5 Gedanken zu „Am Ziel einer menschenwürdigen Unterbringung von Asylsuchenden festhalten“

  1. Hallo Frau Nagel,

    also doch wie erwartet…

    Diesem Punkt erhielt keine Zustimmung…

    „Die Plätze in den kleinen Gemeinschaftsunterkünften (Kategorie B) werden entsprechend
    Beschluss „Wohnen für Berechtigte nach Asylbewerberleistungsgesetz (RBV-1293/12) auf
    etwa 50 Plätze begrenzt.“

    Ich bin mal gespannt was da als nächstes kommt…

    Einen schönen Abend noch

  2. Das interessiert Sie wahrscheinl nur wegen ihrem eigenen Kiez, oder?
    Ansonsten kann mensch sich bei der SPD bedanken, sie hat die Beschlussvorschläge von Migrantenbeirat (max 50) und LINKE (etwa 50) aufgeweicht:

    „Die Platzanzahl für die Gemeinschaftsunterkünfte der Kategorie B wird in der Regel auf etwa 50 begrenzt.
    Bei größeren Abweichungen muss es sich um mehrere Gebäudeteile bzw. Gebäude oder ein Gebäude, das auf Grund seiner Gebäudestruktur, seiner stadträumlichen Lage und der umliegenden Infrastruktur im Sinne des Konzeptes besonders geeignet ist, handeln.“

    Die CDU wollte btw die Torgauer Straße zementieren und einen alten Standort am Stadtrand, die Wodanstrasse reanimieren.
    Dazu schreib ich noch was.

    Allerdings: endlich gibts den Mietvertrag zwischen LWB und Stadt zur Pittlerstraße.
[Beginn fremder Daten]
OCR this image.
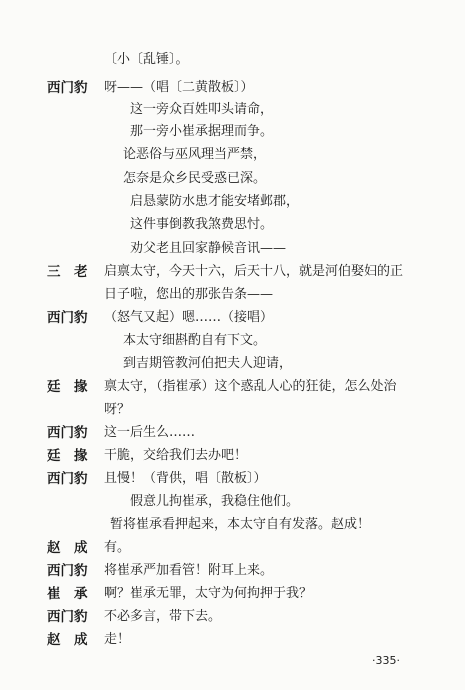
〔小〔乱锤〕。
西门豹 呀——（唱〔二黄散板〕）
这一旁众百姓叩头请命，
那一旁小崔承据理而争。
论恶俗与巫风理当严禁，
怎奈是众乡民受惑已深。
启恳蒙防水患才能安堵邺郡，
这件事倒教我煞费思忖。
劝父老且回家静候音讯——
三　老 启禀太守，今天十六，后天十八，就是河伯娶妇的正
日子啦，您出的那张告条——
西门豹 （怒气又起）嗯……（接唱）
本太守细斟酌自有下文。
到吉期管教河伯把夫人迎请，
廷　掾 禀太守，（指崔承）这个惑乱人心的狂徒，怎么处治
呀？
西门豹 这一后生么……
廷　掾 干脆，交给我们去办吧！
西门豹 且慢！（背供，唱〔散板〕）
假意儿拘崔承，我稳住他们。
暂将崔承看押起来，本太守自有发落。赵成！
赵　成 有。
西门豹 将崔承严加看管！附耳上来。
崔　承 啊？崔承无罪，太守为何拘押于我？
西门豹 不必多言，带下去。
赵　成 走！
·335·
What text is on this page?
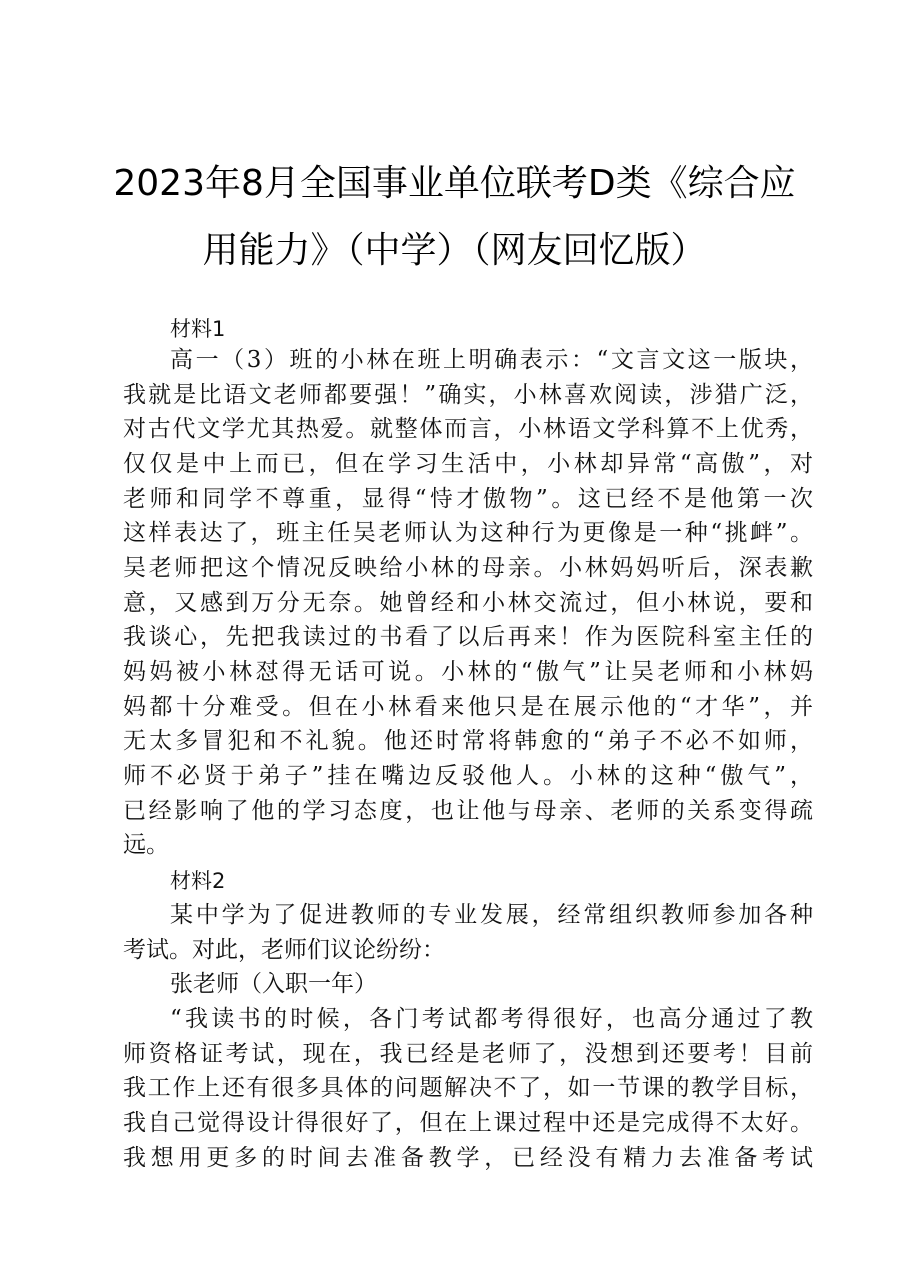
2023年8月全国事业单位联考D类《综合应
用能力》（中学）（网友回忆版）
材料1
高一（3）班的小林在班上明确表示：“文言文这一版块，
我就是比语文老师都要强！”确实，小林喜欢阅读，涉猎广泛，
对古代文学尤其热爱。就整体而言，小林语文学科算不上优秀，
仅仅是中上而已，但在学习生活中，小林却异常“高傲”，对
老师和同学不尊重，显得“恃才傲物”。这已经不是他第一次
这样表达了，班主任吴老师认为这种行为更像是一种“挑衅”。
吴老师把这个情况反映给小林的母亲。小林妈妈听后，深表歉
意，又感到万分无奈。她曾经和小林交流过，但小林说，要和
我谈心，先把我读过的书看了以后再来！作为医院科室主任的
妈妈被小林怼得无话可说。小林的“傲气”让吴老师和小林妈
妈都十分难受。但在小林看来他只是在展示他的“才华”，并
无太多冒犯和不礼貌。他还时常将韩愈的“弟子不必不如师，
师不必贤于弟子”挂在嘴边反驳他人。小林的这种“傲气”，
已经影响了他的学习态度，也让他与母亲、老师的关系变得疏
远。
材料2
某中学为了促进教师的专业发展，经常组织教师参加各种
考试。对此，老师们议论纷纷：
张老师（入职一年）
“我读书的时候，各门考试都考得很好，也高分通过了教
师资格证考试，现在，我已经是老师了，没想到还要考！目前
我工作上还有很多具体的问题解决不了，如一节课的教学目标，
我自己觉得设计得很好了，但在上课过程中还是完成得不太好。
我想用更多的时间去准备教学，已经没有精力去准备考试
  3. Ist es schlimm wenn ich mich für mein „Kiez“ interessiere???

    Die Formulierung: „Bei größeren Abweichungen muss es sich um mehrere Gebäudeteile bzw. Gebäude oder ein Gebäude, das auf Grund seiner Gebäudestruktur, seiner stadträumlichen Lage und der umliegenden Infrastruktur im Sinne des Konzeptes besonders geeignet ist, handeln.”

    Bedanken werden wir uns bei der LWB müssen. Ich habe noch immer das Gefühl, dass hier die Interessen der LWB im Vordergrund stehen.

  4. Nein Interesse fürs eigene Wohnumfeld zu haben, ist natürlich nix schlimmes.. Die Frage der Unterbringung von Flüchtlingen ist allerdings kein „Kiezthema“ sondern eine Aufgabe für die gesamte Stadt und Stadtgesellschaft.
    Mir scheint als wenn es in Wahren weiterhin darum geht das Bewohnen der Pittlerstr 5/ 7 durch Flüchtlinge zu verhindern. Wie erwartet hat das ja ihr CDU-Wahlkreisabgeordneter Rost – übrigens ohne Finanz-Begründungen o.ä. – vorgetragen.
    Und ein anderer bez Schönefeld. Wir können die Viertel sicher durchdeklinieren, und im Endeffet kommen dan wieder Gewerbegebiete oder Wohncontainer raus. Das ist nicht in meinem Interesse.
    Bez der 50er Grenze können Sie sich gern bei der SPD beschweren.